Ihre Leidenschaft für das „Hullern“ fand sie auf einem Festival in Kanada. Dort sah sie Hoop-Dancing-Künstler und war begeistert. Ihr gefällt vor allem der Spaß, den das Hobby mit sich bringt. Die Einfachheit und Vielfältigkeit in Kombination mit der sportlichen Betätigung habe sie zu den Reifen gebracht. Mittlerweile stellt sie „zu Hause im Wohnzimmer“ zahlreiche verschiedene Modelle in Handarbeit her. Dabei werden die Reifen einzeln sorgfältig zusammengesteckt. Die Produktpalette reicht vom klassischen Einsteiger-Reifen bis hin zu beleuchteten LED-Hoops. Die Fitnessreifen kosten bei ihr zwischen 45 Euro und 66 Euro.

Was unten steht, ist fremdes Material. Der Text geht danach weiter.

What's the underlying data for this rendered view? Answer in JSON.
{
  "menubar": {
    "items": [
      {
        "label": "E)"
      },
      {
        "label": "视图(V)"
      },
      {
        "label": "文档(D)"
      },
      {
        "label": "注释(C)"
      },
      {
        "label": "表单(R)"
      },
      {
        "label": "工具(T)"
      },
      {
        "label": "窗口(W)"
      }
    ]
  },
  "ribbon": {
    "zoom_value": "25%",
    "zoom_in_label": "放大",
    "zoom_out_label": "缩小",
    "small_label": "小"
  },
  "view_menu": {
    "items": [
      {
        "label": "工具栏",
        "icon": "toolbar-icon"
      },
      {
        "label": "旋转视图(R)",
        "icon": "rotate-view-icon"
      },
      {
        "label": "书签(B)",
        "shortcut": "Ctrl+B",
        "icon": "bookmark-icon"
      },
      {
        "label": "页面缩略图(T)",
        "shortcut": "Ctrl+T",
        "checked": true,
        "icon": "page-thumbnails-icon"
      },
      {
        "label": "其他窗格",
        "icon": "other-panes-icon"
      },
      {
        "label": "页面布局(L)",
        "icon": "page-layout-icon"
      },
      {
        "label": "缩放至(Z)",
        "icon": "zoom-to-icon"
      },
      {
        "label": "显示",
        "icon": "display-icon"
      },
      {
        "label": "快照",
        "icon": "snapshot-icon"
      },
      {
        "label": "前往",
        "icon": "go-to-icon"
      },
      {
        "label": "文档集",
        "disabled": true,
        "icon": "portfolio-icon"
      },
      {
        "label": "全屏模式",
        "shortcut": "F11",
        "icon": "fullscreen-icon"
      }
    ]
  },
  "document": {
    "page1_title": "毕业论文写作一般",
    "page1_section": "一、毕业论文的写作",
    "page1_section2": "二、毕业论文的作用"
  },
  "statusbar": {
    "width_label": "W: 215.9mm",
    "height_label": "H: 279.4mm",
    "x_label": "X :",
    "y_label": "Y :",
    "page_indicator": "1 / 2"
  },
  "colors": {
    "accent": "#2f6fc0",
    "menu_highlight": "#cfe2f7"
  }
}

Hula-Hoop-Reifen im Wandel der Zeit
Eine gute Freundin von Eschmann ist die Hoop-Dancerin Gunda Kurz, bekannt als Shorty. Sie bietet Kurse, Workshops und Events im Hoop-Dancing an. Für sie ist Hula-Hoop nicht nur ein Fitness-Trend. Hoop-Dance fasst mit seinem ungemein größeren Bewegungsrepertoire seit etwa zehn Jahren Fuß in Deutschland und nicht erst seit der Pandemie. „Natürlich freue ich mich, dass der Hula-Hoop neue Freunde findet. Was ich sehr schade finde, ist die Tatsache, dass Hoop-Fitness all das auslässt, was für mich und andere Hoop-Dancer den Zauber dieser Bewegungskunst ausmacht: Das Tänzerische, das Spielerische, das Zweckfreie, das Artistische, das Entdecken, das Kreative.“
Die bis noch vor kurzem geschlossenen Fitnessstudios, der Sommer und die Einschränkungen der Pandemie haben den Fitness-Boom genährt und die Zielsetzung klar auf die Effektivität für eine „vorzeigbare Figur“ gerichtet. Shorty gehe es nicht darum, „eine bestimmte Anzahl an Kalorien zu verbrennen, auch wenn das als Nebeneffekt von selbst passiert.“ Die Mainzerin genießt vielmehr die Qualität der Bewegung, die Bewegungsmeditation und den Selbstausdruck, der ihr „nur hier möglich ist.“
Trotz verschiedener Anwendungsbereiche und unterschiedlicher Motivationen, beim Hula-Hoop soll vor allem der Spaß im Vordergrund stehen. Und für viele Menschen sind und bleiben die Reifen eine schöne Kindheitserinnerung.